RE: What is the monthly cash but position?11 Nov 2020 09:51
Found this in the MTF website:
Cash burn
The company’s operating loss for the six months to 31 March has dropped, from £3.87m in the same period last year, to £1.56m. But while that might look good, it’s apparently all down to “lower depletion and impairment charges.” Administrative expenses rose from £0.93m to £1.56m.
What seems more significant to me is that net cash outflow from operations climbed from £1.76m last year to £3.45m. And though costs of exploration and asset evaluation dropped from £4.95m, the latest £3.31m outflow was still a significant chunk of cash — for a company that has precious little of the stuff and isn’t making any profits.

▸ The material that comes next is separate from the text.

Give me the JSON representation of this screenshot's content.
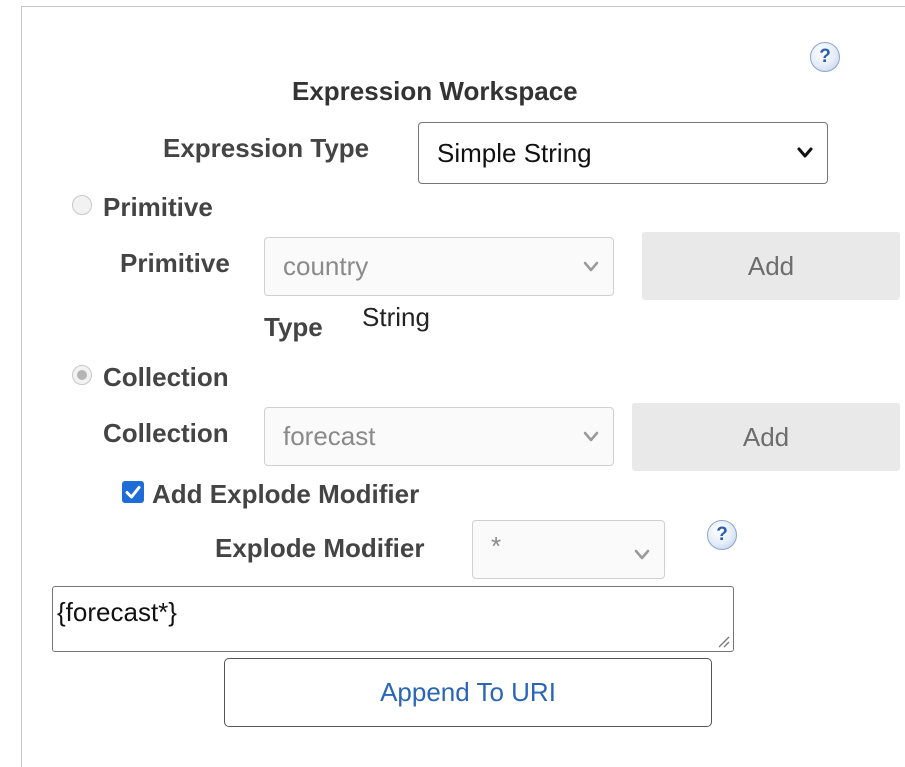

Overall cash outflows totalled £5.15m, down from £6.79m, leaving cash and equivalents of £7.2m on the books at 31 March (up from £4.5m in 2018).
Dilution
The obvious question is how is all this cash burn being funded? And the equally clear answer is through new share placings, the most recent of which raised £3.5m (which came after the period end and isn’t included in these half-year figures).
The problem that raises for existing shareholders is dilution. Whatever profits the firm might or might not eventually make from its assets at Horse Hill, that’s being spread across more and more shareholders, leaving less and less for each. When that continues year in, year out, it tends to lead to a share price collapse — which is precisely what we see.